Here are some thoughts from the first eight chapters of The Goblet of Fire.
One of my biggest complaints about the first three books in the Harry Potter series was that they all pretty much began the same way. Harry didn’t like living with the Dursleys. Some sort of magic mishap happened at the Dursleys. Then Harry went to Hogwarts. The Goblet of Fire begins differently, though. It starts with Voldemort and then moves Harry out of the Dursleys and into the Quidditch World Cup. It was fun to see the wider wizarding world beyond Hogwarts and it was nice to have a change. Sometimes change is good in other areas of our lives as well. If we find ourselves in a spiritual rut then maybe it’s time to make a change in our disciplines or how we interact with God.
One of my favorite parts about these first few chapters was seeing how all the wizards and witches interacted with the Muggle world. The wizards did their best to engage and interact with the Muggle world but they were very inept. Men were wearing dresses, kilts were worn with galoshes and Mr. Weasley didn’t know how to use Muggle money. The wizards didn’t make a strong effort to understand the Muggle world, which hurt their ability to interact with it. Sometimes Christians have the same problem when interacting with the secular world. As Christians we can get so scared of the secular world that we think if we even think about evolution or listen to a Lady Gaga song, we’ll lose our salvation. We need to be willing to understand secular culture to have any hope of redeeming it.

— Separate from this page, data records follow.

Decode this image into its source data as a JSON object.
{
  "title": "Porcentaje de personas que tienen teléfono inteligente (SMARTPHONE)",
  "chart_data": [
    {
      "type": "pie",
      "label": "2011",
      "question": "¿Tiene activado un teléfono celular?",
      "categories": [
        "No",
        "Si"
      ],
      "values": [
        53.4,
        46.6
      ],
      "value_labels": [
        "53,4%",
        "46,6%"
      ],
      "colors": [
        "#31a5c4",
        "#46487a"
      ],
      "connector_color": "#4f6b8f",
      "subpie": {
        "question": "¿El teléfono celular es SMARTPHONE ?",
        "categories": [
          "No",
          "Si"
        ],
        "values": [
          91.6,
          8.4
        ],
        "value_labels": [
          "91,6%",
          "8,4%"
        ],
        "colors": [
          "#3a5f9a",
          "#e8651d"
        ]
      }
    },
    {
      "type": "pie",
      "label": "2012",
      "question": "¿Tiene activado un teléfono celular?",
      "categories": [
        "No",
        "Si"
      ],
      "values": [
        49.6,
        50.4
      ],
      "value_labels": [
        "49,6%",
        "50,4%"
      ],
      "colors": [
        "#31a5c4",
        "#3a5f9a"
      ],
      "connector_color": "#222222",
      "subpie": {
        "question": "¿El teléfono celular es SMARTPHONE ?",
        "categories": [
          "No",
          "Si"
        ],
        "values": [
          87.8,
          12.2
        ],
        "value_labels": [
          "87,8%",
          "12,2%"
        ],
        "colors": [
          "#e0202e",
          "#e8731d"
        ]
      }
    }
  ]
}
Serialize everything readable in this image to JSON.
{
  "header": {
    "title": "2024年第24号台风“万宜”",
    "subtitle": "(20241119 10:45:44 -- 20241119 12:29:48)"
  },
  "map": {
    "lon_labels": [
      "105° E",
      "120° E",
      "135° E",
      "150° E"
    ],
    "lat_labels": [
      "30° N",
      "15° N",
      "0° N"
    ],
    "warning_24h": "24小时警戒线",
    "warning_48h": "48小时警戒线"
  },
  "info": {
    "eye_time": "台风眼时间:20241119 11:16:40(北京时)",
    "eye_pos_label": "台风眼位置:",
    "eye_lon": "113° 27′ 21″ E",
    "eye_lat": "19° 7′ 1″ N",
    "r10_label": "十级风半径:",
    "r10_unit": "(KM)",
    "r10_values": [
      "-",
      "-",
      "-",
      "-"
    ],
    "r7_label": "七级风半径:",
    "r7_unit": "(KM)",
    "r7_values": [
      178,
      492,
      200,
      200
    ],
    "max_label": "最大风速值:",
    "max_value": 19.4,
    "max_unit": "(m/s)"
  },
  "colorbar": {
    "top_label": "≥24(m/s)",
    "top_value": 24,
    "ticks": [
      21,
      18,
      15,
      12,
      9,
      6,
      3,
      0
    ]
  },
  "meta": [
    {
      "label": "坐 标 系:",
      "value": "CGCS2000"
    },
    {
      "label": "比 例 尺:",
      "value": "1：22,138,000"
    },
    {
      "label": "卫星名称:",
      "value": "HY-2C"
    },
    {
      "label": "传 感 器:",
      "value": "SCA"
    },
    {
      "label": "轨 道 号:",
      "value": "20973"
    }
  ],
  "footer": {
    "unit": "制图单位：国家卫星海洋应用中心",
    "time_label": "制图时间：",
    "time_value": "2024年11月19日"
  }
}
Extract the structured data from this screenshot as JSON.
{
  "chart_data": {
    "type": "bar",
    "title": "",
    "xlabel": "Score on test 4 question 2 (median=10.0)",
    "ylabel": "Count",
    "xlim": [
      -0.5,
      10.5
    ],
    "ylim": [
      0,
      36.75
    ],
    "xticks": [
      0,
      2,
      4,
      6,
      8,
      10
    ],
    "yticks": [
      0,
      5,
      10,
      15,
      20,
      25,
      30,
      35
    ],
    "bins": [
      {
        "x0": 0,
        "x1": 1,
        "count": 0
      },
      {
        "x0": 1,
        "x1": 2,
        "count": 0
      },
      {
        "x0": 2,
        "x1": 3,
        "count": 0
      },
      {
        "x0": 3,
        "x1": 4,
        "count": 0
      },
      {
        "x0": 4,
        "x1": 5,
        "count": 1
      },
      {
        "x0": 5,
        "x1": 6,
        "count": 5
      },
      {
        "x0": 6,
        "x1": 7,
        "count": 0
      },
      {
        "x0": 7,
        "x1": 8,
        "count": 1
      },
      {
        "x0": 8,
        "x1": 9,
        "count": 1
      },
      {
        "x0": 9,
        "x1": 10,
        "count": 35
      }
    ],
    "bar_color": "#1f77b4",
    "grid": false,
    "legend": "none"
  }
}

Poor Percy. He graduated from Hogwarts as one of the most important students and now he’s back to getting mocked by his brothers and having his name forgotten by his idol. Percy seems like a perfect fit for his position in the Ministry of Magic, a position that he deems more important than it actually is. Percy seems to have this attitude because he is very concerned with what others think about him. He wants to be seen as important so he carries himself as important even though it makes him look a little silly. We should want those closest to us to think the best of us, but that shouldn’t push us to pride and arrogance. We shouldn’t take ourselves too seriously because, in the end, we’re all just sinners saved by grace.
I’m excited to see what happens next and what plans Voldemort has for the Quidditch World Cup. I’m glad to be reading Harry Potter again and I’m really looking forward to the story unfolding and learning what exactly the goblet of fire is.
What thoughts do you have from the first eight chapters of The Goblet of Fire?